Acara dimulai dengan sambutan berupa video dari Presiden Republik Indonesia, Joko Widodo, yang menyalurkan semangat literasi digital untuk kemajuan bangsa. Selanjutnya, tampil Meithiana sebagai pemateri pertama yang membawakan materi kecakapan digital bertema “Tipiskan Dompetmu Tebalkan e-Walletmu”. Menurut dia, layanan pembayaran telah berkembang dari transaksi konvensional menjadi daring melalui dompet digital. Agar aman dan nyaman bertransaksi daring, pilih dan pasanglah aplikasi dompet digital di gawai, cari informasi merchant pendukung, cek saldo, simpan riwayat transaksi, dan hindari Wifi publik. Rahasiakan juga PIN, kata sandi atau OTP. “Tidak ada hal urgent apapun untuk orang lain yang meminta PIN, kata sandi, atau OTP. Kalau ada yang memintanya, pasti berniat buruk,” pungkasnya.

Berikutnya, Metha menyampaikan materi etika digital berjudul “Etika dan Peraturan yang Berlaku untuk Transaksi Digital”. Ia mengatakan, etika bisnis di era digital yang harus diterapkan pelaku bisnis, antara lain jujur, adil, ramah, menepati janji, peduli pelanggan, menghargai pesaing, patuh hukum, serta berdedikasi tinggi.

Sebagai pemateri ketiga, Syaiful membawakan tema budaya digital tentang “Etika Pelayanan dalam Berbisnis Digital”. Menurut dia, prinsip etika bisnis pada dasarnya adalah otonomi, kejujuran, kebaikan, keadilan, dan penghormatan.
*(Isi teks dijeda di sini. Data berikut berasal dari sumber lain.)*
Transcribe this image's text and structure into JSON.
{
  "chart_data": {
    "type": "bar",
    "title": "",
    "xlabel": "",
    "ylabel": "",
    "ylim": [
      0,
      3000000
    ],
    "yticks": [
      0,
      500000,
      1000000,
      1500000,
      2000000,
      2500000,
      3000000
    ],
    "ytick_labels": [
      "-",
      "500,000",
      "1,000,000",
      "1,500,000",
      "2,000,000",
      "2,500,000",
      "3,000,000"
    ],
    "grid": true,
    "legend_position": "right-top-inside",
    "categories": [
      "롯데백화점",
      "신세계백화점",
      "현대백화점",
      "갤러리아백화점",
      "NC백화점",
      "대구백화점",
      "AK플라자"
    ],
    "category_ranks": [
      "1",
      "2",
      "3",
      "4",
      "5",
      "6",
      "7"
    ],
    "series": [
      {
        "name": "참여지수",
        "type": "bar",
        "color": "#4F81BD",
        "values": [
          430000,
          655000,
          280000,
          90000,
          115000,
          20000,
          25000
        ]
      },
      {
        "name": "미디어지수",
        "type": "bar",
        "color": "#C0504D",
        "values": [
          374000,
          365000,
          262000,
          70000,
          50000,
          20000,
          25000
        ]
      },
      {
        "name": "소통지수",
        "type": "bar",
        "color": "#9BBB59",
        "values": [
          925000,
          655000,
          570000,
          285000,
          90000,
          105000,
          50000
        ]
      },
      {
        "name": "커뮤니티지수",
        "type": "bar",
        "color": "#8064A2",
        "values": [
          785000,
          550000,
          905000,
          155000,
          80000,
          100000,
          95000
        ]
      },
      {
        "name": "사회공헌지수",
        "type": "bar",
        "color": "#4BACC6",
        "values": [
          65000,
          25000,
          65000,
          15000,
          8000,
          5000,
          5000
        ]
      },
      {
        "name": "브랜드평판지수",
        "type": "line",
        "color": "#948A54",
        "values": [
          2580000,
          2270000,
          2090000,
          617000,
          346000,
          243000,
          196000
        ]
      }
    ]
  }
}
Penting juga untuk menangani komplain secara responsif dan bijak.

Adapun Mursyid, sebagai pemateri terakhir, menyampaikan tema keamanan digital mengenai “Tips dan Trik Menghindari Penipuan Digital”. Ia mengatakan, berbagai jenis penipuan digital mulai dari social engineering hingga scamming dapat dihindari dengan memperkuat kata sandi di semua akun digital. “Jangan lupa untuk menjaga kerahasian OTP, data pribadi, dan terapkan otentikasi dua langkah,” pesannya.

Selanjutnya, moderator membuka sesi tanya jawab yang disambut hangat oleh para peserta. Selain bisa bertanya langsung kepada para narasumber, 10 penanya beruntung juga berkesempatan mendapatkan uang elektronik masing-masing senilai Rp100.000 dari panitia.

Salah satu pertanyaan menarik peserta adalah tentang apakah penggunaan dompet digital dan transaksi daring akan menggeser peran perbankan dan pasar konvensional. Narasumber menjelaskan bahwa pergeseran ke era digital sepenuhnya, membutuhkan dukungan sarana dan infrastruktur digital yang kuat dan merata. Saat ini, kita belum bisa 100% daring namun yang ada ialah omni (daring dan luring), sehingga perbankan dan pasar luring masih dibutuhkan.

Program Literasi Digital “Indonesia Makin Cakap Digital” di Sulawesi akan diselenggarakan secara virtual mulai Mei 2021 hingga Desember 2021 dengan berbagai konten menarik dan informatif yang disampaikan narasumber terpercaya. Bagi masyarakat yang ingin mengikuti sesi webinar selanjutnya, informasi bisa diakses melalui https://www.siberkreasi.id/ dan akun sosial media @Kemenkominfo dan @siberkreasi, serta @siberkreasisulawesi khusus untuk wilayah Sulawesi.(rls)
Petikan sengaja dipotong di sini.